Debt-to-income ratio (often abbreviated DTI) is the percentage of your gross monthly income that goes toward monthly debt payments. Lenders use it to gauge how much of your income is already committed to existing debts and whether you can reasonably take on more.
How DTI is calculated
DTI is computed as: (Total monthly debt payments ÷ Gross monthly income) × 100.
Example: $1,500 in monthly debt payments (mortgage + car + credit card minimums) on $5,000 in gross monthly income = 30% DTI.
What counts as “debt” in DTI
Included in the calculation:
- Mortgage or rent payment
- Auto loan payments
- Student loan payments
- Credit card minimum payments
- Personal loan payments
- Alimony or child support paid
Generally not included: utilities, groceries, insurance premiums, taxes, entertainment, subscriptions.

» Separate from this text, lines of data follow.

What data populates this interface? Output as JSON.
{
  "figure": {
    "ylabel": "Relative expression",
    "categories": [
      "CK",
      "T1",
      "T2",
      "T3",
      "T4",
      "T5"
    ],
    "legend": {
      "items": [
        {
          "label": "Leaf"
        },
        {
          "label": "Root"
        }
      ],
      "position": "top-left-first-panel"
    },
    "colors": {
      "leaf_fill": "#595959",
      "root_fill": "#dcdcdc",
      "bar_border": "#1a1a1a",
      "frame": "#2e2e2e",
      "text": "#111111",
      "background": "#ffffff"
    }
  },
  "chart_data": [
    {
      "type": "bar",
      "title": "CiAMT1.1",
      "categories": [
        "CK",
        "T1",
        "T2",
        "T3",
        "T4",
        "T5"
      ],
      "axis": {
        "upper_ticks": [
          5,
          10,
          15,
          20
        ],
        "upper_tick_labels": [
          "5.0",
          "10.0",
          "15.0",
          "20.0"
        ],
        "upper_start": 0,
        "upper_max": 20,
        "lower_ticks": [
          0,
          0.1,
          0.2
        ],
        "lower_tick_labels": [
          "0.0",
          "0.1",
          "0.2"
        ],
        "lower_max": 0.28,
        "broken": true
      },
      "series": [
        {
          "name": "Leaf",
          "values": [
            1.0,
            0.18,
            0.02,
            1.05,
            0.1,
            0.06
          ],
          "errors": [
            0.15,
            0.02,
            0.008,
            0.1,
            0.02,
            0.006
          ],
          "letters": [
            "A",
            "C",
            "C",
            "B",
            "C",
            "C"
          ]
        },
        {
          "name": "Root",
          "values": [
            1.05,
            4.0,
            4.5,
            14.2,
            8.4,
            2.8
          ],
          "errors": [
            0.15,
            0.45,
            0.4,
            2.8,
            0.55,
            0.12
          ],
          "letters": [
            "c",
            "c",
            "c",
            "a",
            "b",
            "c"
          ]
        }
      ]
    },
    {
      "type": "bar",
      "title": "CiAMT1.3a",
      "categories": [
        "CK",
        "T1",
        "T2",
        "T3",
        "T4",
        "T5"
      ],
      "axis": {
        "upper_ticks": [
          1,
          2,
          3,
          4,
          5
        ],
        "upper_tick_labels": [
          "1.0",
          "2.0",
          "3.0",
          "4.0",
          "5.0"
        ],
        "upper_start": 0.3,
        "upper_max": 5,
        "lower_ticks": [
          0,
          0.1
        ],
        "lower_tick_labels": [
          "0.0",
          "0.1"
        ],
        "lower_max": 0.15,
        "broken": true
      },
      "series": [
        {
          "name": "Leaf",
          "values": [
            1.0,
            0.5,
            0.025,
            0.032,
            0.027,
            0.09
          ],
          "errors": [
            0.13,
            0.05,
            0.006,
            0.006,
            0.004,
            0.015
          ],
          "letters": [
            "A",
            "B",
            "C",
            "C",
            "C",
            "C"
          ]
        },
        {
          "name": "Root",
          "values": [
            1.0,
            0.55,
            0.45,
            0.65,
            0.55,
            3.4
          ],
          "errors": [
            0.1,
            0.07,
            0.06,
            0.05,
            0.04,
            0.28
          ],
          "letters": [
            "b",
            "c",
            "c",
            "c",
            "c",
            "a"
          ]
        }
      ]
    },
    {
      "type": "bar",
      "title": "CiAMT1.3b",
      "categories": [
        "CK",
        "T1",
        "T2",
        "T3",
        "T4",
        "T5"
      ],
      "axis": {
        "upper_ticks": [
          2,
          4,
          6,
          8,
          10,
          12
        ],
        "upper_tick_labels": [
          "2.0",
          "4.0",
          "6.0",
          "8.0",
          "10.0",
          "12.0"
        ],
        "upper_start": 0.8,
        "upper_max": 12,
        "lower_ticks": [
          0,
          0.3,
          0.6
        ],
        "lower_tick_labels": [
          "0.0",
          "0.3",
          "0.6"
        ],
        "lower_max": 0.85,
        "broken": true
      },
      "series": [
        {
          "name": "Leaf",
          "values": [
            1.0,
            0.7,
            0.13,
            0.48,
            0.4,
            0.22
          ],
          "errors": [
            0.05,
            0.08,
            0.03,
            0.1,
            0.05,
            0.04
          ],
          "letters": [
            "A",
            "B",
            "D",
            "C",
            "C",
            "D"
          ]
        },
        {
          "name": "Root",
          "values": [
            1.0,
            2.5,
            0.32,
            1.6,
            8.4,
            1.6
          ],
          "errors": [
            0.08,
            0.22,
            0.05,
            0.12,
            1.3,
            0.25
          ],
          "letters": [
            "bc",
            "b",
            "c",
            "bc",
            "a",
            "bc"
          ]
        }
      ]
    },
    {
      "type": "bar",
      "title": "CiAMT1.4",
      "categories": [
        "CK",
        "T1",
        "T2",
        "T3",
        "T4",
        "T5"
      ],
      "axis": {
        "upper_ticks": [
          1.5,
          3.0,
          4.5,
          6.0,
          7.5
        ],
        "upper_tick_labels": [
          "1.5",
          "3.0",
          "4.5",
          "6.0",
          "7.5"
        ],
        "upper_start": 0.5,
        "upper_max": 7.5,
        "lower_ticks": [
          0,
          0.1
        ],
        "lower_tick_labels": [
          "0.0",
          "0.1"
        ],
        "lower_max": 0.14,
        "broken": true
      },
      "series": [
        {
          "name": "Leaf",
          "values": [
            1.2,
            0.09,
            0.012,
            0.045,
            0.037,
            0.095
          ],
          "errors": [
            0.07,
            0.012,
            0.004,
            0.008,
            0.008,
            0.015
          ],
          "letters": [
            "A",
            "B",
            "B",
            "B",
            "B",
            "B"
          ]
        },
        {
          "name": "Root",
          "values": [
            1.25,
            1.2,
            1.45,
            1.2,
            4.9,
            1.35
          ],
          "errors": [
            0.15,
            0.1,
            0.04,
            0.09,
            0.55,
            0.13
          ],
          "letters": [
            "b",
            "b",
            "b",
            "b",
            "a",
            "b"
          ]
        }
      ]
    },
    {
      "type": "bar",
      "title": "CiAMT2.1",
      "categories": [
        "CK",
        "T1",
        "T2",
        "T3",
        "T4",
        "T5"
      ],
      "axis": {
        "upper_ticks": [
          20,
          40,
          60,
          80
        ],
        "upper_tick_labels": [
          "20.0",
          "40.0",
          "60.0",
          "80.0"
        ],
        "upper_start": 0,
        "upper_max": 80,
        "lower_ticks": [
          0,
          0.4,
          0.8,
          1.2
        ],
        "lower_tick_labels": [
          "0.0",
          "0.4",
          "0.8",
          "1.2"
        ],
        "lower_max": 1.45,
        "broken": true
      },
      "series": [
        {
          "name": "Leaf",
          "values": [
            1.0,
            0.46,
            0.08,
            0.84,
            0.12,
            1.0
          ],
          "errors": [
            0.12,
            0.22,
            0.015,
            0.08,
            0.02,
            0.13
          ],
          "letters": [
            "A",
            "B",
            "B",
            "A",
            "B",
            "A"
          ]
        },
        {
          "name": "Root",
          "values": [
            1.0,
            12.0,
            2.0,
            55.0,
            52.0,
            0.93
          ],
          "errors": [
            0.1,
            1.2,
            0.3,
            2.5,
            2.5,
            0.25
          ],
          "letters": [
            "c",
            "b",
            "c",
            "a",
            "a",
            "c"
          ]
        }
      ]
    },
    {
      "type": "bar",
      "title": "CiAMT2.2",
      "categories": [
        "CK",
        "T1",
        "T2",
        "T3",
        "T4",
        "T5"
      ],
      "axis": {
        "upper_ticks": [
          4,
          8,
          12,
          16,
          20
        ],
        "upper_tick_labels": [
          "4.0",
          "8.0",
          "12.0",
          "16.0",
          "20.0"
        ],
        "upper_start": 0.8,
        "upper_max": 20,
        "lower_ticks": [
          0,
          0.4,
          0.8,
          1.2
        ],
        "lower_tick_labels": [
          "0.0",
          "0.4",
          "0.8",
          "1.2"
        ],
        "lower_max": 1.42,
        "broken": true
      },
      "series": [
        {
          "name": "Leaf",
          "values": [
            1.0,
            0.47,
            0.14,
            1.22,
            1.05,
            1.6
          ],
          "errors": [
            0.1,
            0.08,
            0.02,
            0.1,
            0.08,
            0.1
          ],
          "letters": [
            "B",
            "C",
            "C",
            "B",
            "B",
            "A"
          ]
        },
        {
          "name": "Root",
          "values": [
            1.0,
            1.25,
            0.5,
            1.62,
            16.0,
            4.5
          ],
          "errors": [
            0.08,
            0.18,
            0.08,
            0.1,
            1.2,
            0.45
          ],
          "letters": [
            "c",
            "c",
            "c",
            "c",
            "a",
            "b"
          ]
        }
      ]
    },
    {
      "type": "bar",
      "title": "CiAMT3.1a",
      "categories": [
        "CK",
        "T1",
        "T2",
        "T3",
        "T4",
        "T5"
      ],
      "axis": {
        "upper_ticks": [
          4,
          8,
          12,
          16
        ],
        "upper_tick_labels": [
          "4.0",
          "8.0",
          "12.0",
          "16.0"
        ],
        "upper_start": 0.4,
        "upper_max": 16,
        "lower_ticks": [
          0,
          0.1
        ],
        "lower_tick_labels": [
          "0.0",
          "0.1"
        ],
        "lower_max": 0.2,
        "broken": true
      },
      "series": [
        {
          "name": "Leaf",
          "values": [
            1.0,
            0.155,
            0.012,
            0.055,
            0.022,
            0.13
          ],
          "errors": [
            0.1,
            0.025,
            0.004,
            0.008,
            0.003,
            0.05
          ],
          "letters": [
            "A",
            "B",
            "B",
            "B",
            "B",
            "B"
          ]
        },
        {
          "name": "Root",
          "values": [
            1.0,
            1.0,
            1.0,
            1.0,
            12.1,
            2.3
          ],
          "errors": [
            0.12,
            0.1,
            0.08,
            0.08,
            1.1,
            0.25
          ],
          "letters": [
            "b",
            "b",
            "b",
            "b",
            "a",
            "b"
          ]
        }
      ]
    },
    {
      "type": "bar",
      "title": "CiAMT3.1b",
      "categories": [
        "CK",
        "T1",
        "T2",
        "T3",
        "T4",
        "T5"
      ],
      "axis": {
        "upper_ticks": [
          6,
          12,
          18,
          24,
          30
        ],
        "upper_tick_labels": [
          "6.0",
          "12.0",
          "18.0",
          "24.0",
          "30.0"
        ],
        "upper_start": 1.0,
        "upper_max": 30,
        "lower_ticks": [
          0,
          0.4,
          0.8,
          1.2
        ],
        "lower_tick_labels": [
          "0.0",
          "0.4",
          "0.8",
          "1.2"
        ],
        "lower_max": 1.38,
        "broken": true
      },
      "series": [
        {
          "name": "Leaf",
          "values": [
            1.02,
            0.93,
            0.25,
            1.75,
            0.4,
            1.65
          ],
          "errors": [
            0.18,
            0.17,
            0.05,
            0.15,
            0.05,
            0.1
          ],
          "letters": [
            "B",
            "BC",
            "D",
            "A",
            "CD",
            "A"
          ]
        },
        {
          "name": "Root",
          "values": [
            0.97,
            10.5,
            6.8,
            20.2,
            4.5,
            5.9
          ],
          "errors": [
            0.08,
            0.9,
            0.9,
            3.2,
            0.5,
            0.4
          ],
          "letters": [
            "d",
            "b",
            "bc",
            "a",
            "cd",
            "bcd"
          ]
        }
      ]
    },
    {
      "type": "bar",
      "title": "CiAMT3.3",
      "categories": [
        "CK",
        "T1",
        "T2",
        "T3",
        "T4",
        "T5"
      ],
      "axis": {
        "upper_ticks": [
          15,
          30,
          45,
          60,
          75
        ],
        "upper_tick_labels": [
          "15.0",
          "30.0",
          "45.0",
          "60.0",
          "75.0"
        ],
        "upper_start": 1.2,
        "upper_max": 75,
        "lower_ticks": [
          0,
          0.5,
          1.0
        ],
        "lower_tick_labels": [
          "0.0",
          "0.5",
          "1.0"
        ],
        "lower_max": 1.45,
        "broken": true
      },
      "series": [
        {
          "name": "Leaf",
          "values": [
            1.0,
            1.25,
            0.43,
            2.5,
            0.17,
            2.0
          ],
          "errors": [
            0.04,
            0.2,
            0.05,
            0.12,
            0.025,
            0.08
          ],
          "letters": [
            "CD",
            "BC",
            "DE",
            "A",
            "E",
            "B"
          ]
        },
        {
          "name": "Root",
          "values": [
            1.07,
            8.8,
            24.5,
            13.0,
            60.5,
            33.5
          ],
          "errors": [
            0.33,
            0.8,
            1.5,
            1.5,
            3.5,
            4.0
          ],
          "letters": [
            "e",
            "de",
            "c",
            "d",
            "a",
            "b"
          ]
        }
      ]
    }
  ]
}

What DTI ratios lenders look for
For personal loans, most lenders prefer a DTI under 40%, with some flexibility up to 50% for borrowers with strong credit and stable employment. Mortgage lenders typically want 43% or lower as a hard cap, though FHA loans allow up to 50% in some cases.
Nationwide doesn’t apply a single hard DTI cutoff. Our underwriters consider DTI in the context of income stability, employment history, and the purpose of the loan. A borrower with 45% DTI but strong job tenure and a debt-consolidation purpose (which will reduce their DTI once the loan is funded) may still qualify.
How to improve your DTI before applying
Two paths: increase income (raise, second job, documented side income) or reduce monthly debt (pay down a card, refinance an auto loan to a longer term, pay off a small balance entirely). The fastest improvement usually comes from paying off any debt with a small remaining balance — it removes the monthly payment entirely.